I am the only person whose judgement really matters, and I need to be responsible to only myself for my actions.
I got into an argument with my mother on Friday, and it has been in my subconscious ever since. I am upset at her for moving forward towards Chapter 11, yet carrying on as if it never happened. It started bc she told me that she was having cable installed, including cable, internet and home phone, services which total more than $100/month. This, after hearing she has shamelessly been borrowing money from everyone and their dog. I feel like she really has no common sense and no care for others. I mean, she could be paying me back for the taxes I paid for her, at a time when I couldn't afford to do it. She then spat at me over the phone that she has given me thousands and thousands of dollars and has never said a word. I'm sorry, but you're my mother, and BOB gave her that money and she would have blown through it too if she hadn't shared it, not to mention, she lied to him for years about where her money had been going.

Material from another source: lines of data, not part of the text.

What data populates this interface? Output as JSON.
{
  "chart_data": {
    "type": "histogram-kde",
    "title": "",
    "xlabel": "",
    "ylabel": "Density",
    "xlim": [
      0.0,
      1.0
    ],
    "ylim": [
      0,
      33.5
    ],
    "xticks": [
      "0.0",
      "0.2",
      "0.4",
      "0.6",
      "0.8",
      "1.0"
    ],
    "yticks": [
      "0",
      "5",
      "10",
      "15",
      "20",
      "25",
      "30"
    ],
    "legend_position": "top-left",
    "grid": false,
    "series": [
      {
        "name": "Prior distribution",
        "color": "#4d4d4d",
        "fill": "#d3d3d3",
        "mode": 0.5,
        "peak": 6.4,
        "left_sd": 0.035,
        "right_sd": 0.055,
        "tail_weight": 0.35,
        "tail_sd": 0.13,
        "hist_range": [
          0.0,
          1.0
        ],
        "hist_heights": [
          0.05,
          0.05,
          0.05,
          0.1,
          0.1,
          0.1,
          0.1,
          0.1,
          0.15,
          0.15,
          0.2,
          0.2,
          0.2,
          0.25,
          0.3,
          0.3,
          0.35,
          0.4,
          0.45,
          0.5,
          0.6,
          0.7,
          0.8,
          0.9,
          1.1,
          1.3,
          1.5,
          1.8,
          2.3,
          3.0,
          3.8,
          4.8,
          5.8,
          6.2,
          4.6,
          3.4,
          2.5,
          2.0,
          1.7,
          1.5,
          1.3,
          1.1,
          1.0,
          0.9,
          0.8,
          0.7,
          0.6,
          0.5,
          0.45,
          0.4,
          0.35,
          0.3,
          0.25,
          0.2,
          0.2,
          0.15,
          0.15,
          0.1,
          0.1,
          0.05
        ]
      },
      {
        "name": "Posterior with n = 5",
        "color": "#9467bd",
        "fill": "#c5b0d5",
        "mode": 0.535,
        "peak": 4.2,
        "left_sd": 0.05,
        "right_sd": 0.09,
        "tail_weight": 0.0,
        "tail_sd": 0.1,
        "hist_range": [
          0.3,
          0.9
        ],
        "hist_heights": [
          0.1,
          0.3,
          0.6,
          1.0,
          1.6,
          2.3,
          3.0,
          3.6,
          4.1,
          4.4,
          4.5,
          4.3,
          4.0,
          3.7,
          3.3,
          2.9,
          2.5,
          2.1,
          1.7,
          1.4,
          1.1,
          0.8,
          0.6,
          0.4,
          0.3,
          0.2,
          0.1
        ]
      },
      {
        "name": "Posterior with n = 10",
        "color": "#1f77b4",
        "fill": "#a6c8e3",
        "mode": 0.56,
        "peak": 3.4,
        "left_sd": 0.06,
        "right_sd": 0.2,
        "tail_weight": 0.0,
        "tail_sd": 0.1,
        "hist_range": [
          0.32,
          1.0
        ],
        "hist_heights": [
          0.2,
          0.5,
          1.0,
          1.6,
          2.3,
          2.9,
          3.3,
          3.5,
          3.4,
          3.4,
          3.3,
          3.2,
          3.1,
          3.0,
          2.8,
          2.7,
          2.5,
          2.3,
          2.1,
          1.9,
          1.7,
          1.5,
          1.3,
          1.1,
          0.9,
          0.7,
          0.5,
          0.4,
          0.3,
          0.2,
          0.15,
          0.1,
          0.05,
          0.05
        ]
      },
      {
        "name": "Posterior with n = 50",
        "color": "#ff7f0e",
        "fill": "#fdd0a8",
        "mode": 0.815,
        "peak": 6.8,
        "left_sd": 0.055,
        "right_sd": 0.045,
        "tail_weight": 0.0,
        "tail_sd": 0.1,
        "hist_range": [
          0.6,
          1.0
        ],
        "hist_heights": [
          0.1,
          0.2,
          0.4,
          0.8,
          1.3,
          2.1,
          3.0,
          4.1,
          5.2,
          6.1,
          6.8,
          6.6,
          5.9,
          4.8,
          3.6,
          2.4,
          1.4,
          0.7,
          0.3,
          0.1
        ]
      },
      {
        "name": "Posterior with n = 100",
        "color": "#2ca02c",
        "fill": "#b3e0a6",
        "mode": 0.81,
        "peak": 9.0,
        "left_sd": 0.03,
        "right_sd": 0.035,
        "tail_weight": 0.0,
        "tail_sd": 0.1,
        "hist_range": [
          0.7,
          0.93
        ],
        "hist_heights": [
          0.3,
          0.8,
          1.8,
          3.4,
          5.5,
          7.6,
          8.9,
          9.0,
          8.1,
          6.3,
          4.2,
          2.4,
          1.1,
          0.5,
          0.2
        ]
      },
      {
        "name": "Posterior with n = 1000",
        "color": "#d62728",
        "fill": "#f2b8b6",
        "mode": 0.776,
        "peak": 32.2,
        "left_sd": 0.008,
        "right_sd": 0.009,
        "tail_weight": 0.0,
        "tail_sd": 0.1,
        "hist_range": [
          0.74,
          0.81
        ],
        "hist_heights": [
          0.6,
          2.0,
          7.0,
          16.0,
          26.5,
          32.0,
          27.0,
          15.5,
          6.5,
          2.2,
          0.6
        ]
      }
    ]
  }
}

She is also not being honest w/ Monty regarding her financial situation, so I'm not sure who she thinks she is kidding. I'm just tired of having to parent her, especially when she is too damn stubborn to get her shit together and be responsible for her actions. She thinks filing for bankruptcy is just like getting a clean slate and she is just ready to start over. We'll see how well that works.
Why am I so concerned about what she is doing? Perhaps I shouldn't be. I think it's because I love her and care for her and want what's best for her, which is more than she wants for herself. It is hard feeling helpless when it comes to loved ones.